A geologist once flattered me by lending me his subscription copy of the Journal of Improbable Research with its motto: ‘Improbable research is research that makes people laugh and then think.’ In those pre-internet days, the JIR was still a small samizdat coming out at very irregular intervals to amuse a select group of the most brainy to which my friend belonged but not me.
Since then, IR have come a long way, if only because of their illustrious counterpart to the Nobel Prize, the iG Nobel Prize. This prize was recently conferred for a breakthrough in psychology: ‘Leaning to the left makes the Eiffel Tower look smaller’(a joint project of Peru, Russia and The Netherlands). I hasten to add that the timing of this project was unrelated to that of recent French elections.
The article which my friend insisted I should read was, though futuristic and visionary, written in the past tense. I cannot anymore remember its precise title but it must have been something like: ‘Important geological discoveries during the ten to the power 4-th century after Hillel the Elder’. The article describes in vivid detail how, during a deep-drilling campaign in search of Usantis, the lost continent of North-America, strange cuttings were carried up to the surface.
Minute slivers of a thin metal, red on the outside, shiny on the inside accumulated on the shale shakers. It took several weeks before a young geologist managed to arrange these slivers intuitively into small composite pictures of strange oriental characters like la, ca and co and an abundance of C. With the help of chinese onomasticians and artificial intelligence, scientists decided on Co ca co la as being the most likely combination. Thereupon, geologists decided to name the very thick geological strata just penetrated the Cocacolian.
This recollection is, at least for me, a logical run-up to my own specialization in improbable research: intuitive neurology. I have initiated this novel field of research only recently, after reading ‘Proust was a neuroscientist’ by Jonah Lehrer. To focus my attention I have set a target: to win an iG Nobel Prize in about two years from now.
Lehrer shows us that long before the advent of modern neuroscience, artists had already discovered how brains, neurons and nerves work. I was intuitively attracted to this book by Proust’s cookie which adorns the cover and yes indeed, Jonah Lehrer gives us a lot of food for thought. What to think of Auguste Escoffier (1846-1935) of Pêche Melba renown, who discovered the fifth taste by forever broiling bones into bouillons, long before the Japanese found it in seaweed?

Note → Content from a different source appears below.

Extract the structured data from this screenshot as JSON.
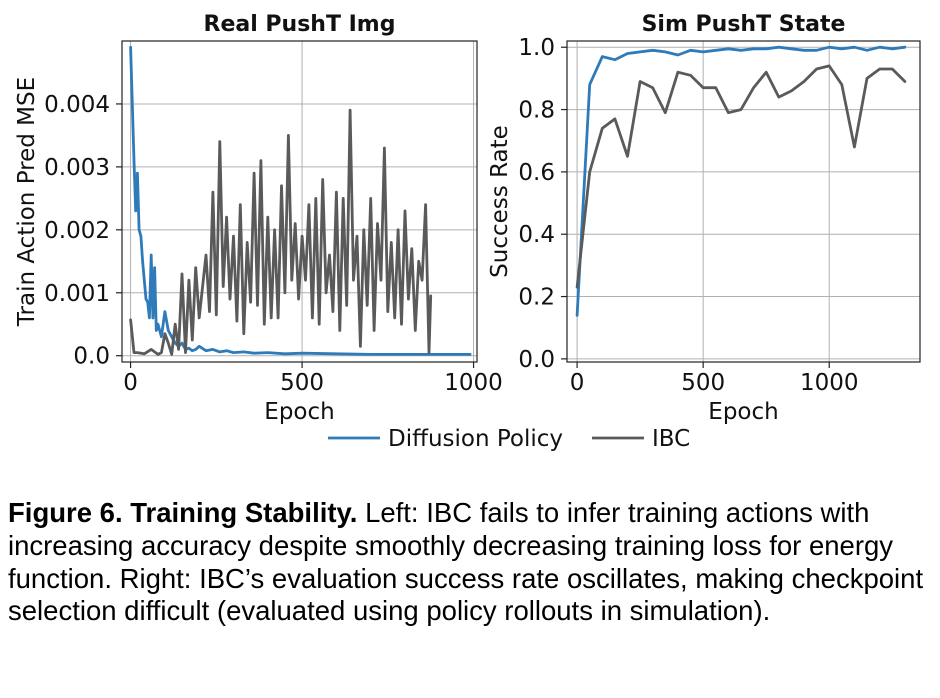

They cheated, by not broiling but doing chemical laboratory experiments and synthesizing the infamous MSG, monosodiumglutamate which poisons me on a daily basis ever since.
What to think of Marcel Proust (1871-1922) who activated his memory so as to build a cathedral of 4000 pages just by dipping a madeleine in lime-flower tea? Which reminds the francophile in me that Chateaubriand wrote 4000 pages from beyond the grave after hearing the trill of a thrush near to his house on a late afternoon.
And of the painter Paul Cézanne (1839-1906) who experimented with colours, brush strokes and shades and discovered that personal interpretation goes on betwixt retina and brain? Seeing is highly individual, even mood related. He painted the Montagne Sainte-Victoire eleven times in oil and seventeen times in aquarel and he saw the mountain differently each time, as you can see at the top of this article.
Some regular neuroscientists dismiss Lehrer’s book. Poor fellows, I am sure that they have never tasted a Peach Melba or read Proust – and that they prefer the beauty of a blackgammon board to that of a Cézanne painting.
I think that I am particularly suited to undertake this research. A long time ago, scientists of Philips Electronics discovered during a secret television research project, that a higher quality sound makes the viewer believe that he sees a more beautiful picture. I could have told them so intuitively, already then. Some women produce the same effect on me.
Right now I am studying the uninterrupted transmittal of nerve impulses from the mind and body of Liszt to current-day listeners. Keep me in view.